[This was a reply to an email question about genetic risk of celiac. I have so much to share here, but so little time for blogging, that I decided to grab this part, and hope to add more of my recent explorations in the future. Not TOO distant, I hope!]
Like so many people, I failed all the blood tests for celiac, despite having a boatload of symptoms. That was why I took the 23andMe test for celiac markers, with the results showing 4.07 times the normal risk of celiac. In the general population, risk is 0.24%; mine was 0.96%. There are currently 4 known genetic markers for celiac:
* HLA-DQA1 (SNP rs2187668)
* 4q27 (SNP rs6822844)
* 3p21 (SNP rs6441961)
* 3q28 (SNP rs9851967)
I have 3 of the 4, all except the last and least important one, which is what made for 0.96%. Now, ~1% that sounds awfully small, but the genetic risk combines with a variety of other risk factors.

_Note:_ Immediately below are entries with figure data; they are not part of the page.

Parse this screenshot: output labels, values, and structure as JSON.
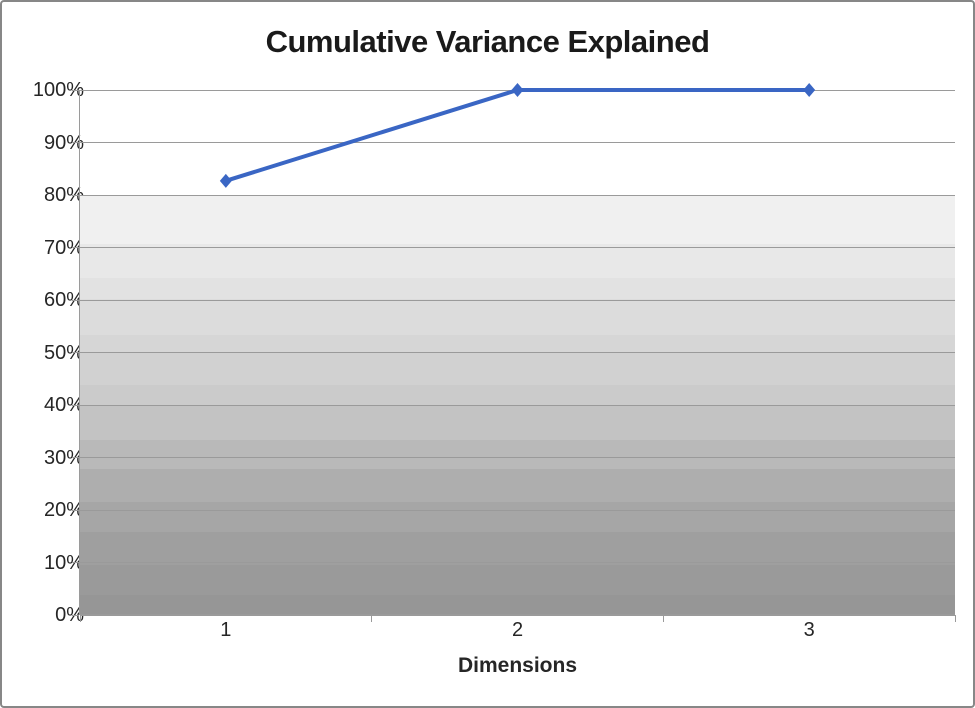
{
  "chart_data": {
    "type": "line",
    "title": "Cumulative Variance Explained",
    "xlabel": "Dimensions",
    "ylabel": "",
    "categories": [
      "1",
      "2",
      "3"
    ],
    "series": [
      {
        "name": "Cumulative Variance Explained",
        "values": [
          82.7,
          100,
          100
        ]
      }
    ],
    "ylim": [
      0,
      100
    ],
    "y_tick_labels": [
      "0%",
      "10%",
      "20%",
      "30%",
      "40%",
      "50%",
      "60%",
      "70%",
      "80%",
      "90%",
      "100%"
    ],
    "grid": "horizontal gridlines on",
    "legend_position": "none",
    "marker": "diamond"
  },
  "style": {
    "line_color": "#3a66c4",
    "marker_color": "#3a66c4",
    "gridline_color": "#9a9a9a",
    "axis_color": "#9a9a9a",
    "text_color": "#262626",
    "title_color": "#1a1a1a",
    "frame_border_color": "#878787",
    "background_color": "#ffffff",
    "band_area_top_value": 80,
    "plot_band_colors": [
      "#f0f0f0",
      "#e8e8e8",
      "#e2e2e2",
      "#dcdcdc",
      "#d6d6d6",
      "#d1d1d1",
      "#cbcbcb",
      "#c3c3c3",
      "#b9b9b9",
      "#aeaeae",
      "#a6a6a6",
      "#9f9f9f",
      "#9a9a9a",
      "#969696"
    ],
    "plot_band_stops": [
      0,
      0.117,
      0.198,
      0.248,
      0.333,
      0.374,
      0.452,
      0.5,
      0.583,
      0.652,
      0.731,
      0.802,
      0.881,
      0.952,
      1
    ]
  }
}
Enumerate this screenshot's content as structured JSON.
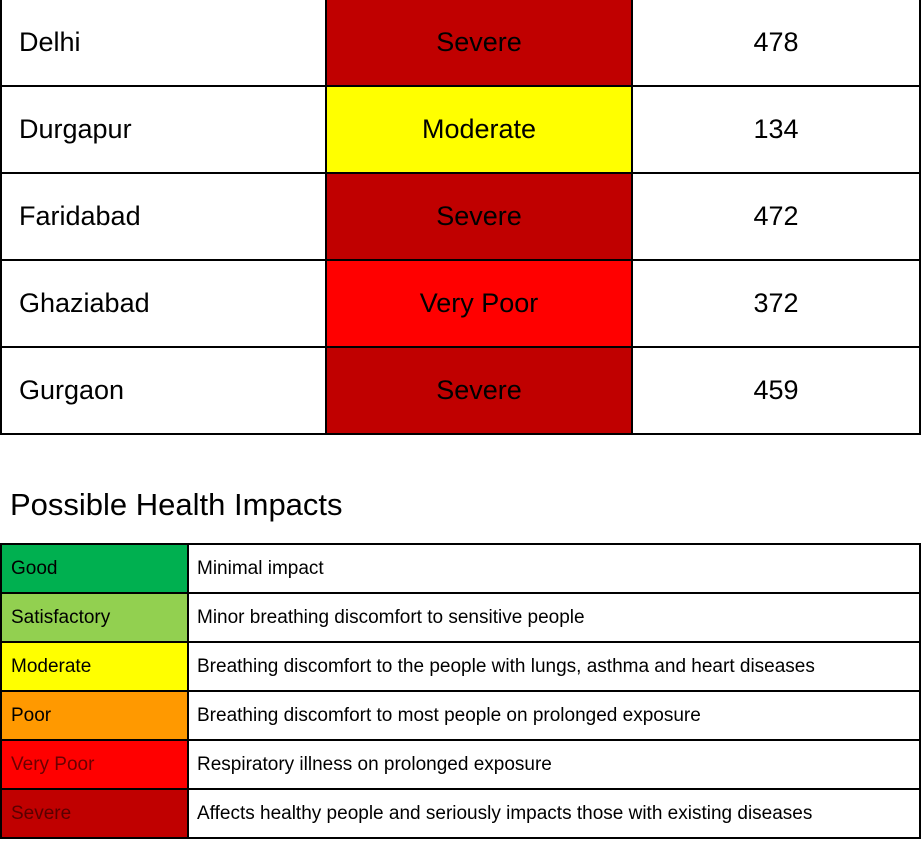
{
  "aqi_table": {
    "rows": [
      {
        "city": "Delhi",
        "category": "Severe",
        "value": "478",
        "color": "#c00000",
        "text_color": "#000000"
      },
      {
        "city": "Durgapur",
        "category": "Moderate",
        "value": "134",
        "color": "#ffff00",
        "text_color": "#000000"
      },
      {
        "city": "Faridabad",
        "category": "Severe",
        "value": "472",
        "color": "#c00000",
        "text_color": "#000000"
      },
      {
        "city": "Ghaziabad",
        "category": "Very Poor",
        "value": "372",
        "color": "#ff0000",
        "text_color": "#000000"
      },
      {
        "city": "Gurgaon",
        "category": "Severe",
        "value": "459",
        "color": "#c00000",
        "text_color": "#000000"
      }
    ]
  },
  "health_impacts": {
    "title": "Possible Health Impacts",
    "rows": [
      {
        "level": "Good",
        "description": "Minimal impact",
        "color": "#00b050",
        "text_color": "#000000"
      },
      {
        "level": "Satisfactory",
        "description": "Minor breathing discomfort to sensitive people",
        "color": "#92d050",
        "text_color": "#000000"
      },
      {
        "level": "Moderate",
        "description": "Breathing discomfort to the people with lungs, asthma and heart diseases",
        "color": "#ffff00",
        "text_color": "#000000"
      },
      {
        "level": "Poor",
        "description": "Breathing discomfort to most people on prolonged exposure",
        "color": "#ff9900",
        "text_color": "#000000"
      },
      {
        "level": "Very Poor",
        "description": "Respiratory illness on prolonged exposure",
        "color": "#ff0000",
        "text_color": "#6b0000"
      },
      {
        "level": "Severe",
        "description": "Affects healthy people and seriously impacts those with existing diseases",
        "color": "#c00000",
        "text_color": "#5a0000"
      }
    ]
  }
}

“Estimates of the heritability of Celiac Disease vary. Risk factors other than the SNPs mentioned here include having European ancestry, family history of Celiac Disease, and a personal history of other autoimmune disorders. These disorders include Systemic Lupus Erythematosus, Type 1 Diabetes, Autoimmune Thyroid Disease, and Rheumatoid Arthritis.”
I have European ancestry, family history, and a family history (not personal history) of the autoimmune disorders listed as examples, with a personal history of autoimmune disorders not listed as examples. My diagnosis came from combining all of these:
* genetic risk factor PLUS
* family history PLUS
* ancestry PLUS
* other autoimmune disorders PLUS
* symptoms PLUS
* blinded trial
You see, the inclination of the docs was to read the symptoms as meaning a combination of a bunch of other possible conditions, which they’ve been attempting to treat for 10-20 years. Unsuccessfully. But we kept trying. Believe it or not, this made sense, specifically because, until we had all that information, the risk of the other conditions was higher than the risk of celiac, making it much more logical to explore those options.
They were reluctant to consider celiac, in part because it is a “fad” currently prone to self-diagnosis. Docs rightly tend to mistrust self-diagnoses of current fads, but then every now and then the fad was right! LOL! The other reason they were mistrusting this “self-diagnosis” was because I had atypical presentation of the symptoms. Most folk have primarily gut problems. I had mostly skin. Most folk with celiac related skin problems have those show up on limbs and back. Mine were worst on my face. Medically, it didn’t LOOK like celiac or dermatitis herpetiformis. They weren’t sure what it was, but it didn’t look like what it turned out to be. So you really can’t blame the docs.
But when you combined all these risk factors, you ended up with roughly 1/4 risk instead of 1/100. Big difference. Then the blinded trial tipped the balance. When you have someone with a 1/4 risk of celiac and symptoms and they pass a blinded trial, well, the reluctance to diagnose celiac faded.
I am adding a link to the article citation which was referenced in the test results. For those who want to explore more deeply.
van Heel DA, Franke L, Hunt KA, Gwilliam R, Zhernakova A, Inouye M, Wapenaar MC, Barnardo MC, Bethel G, Holmes GK, Feighery C, Jewell D, Kelleher D, Kumar P, Travis S, Walters JR, Sanders DS, Howdle P, Swift J, Playford RJ, McLaren WM, Mearin ML, Mulder CJ, McManus R, McGinnis R, Cardon LR, Deloukas P, Wijmenga C.
A genome-wide association study for celiac disease identifies risk variants in the region harboring IL2 and IL21.
Nat Genet. 2007 Jul;39(7):827-9. Epub 2007 Jun 10.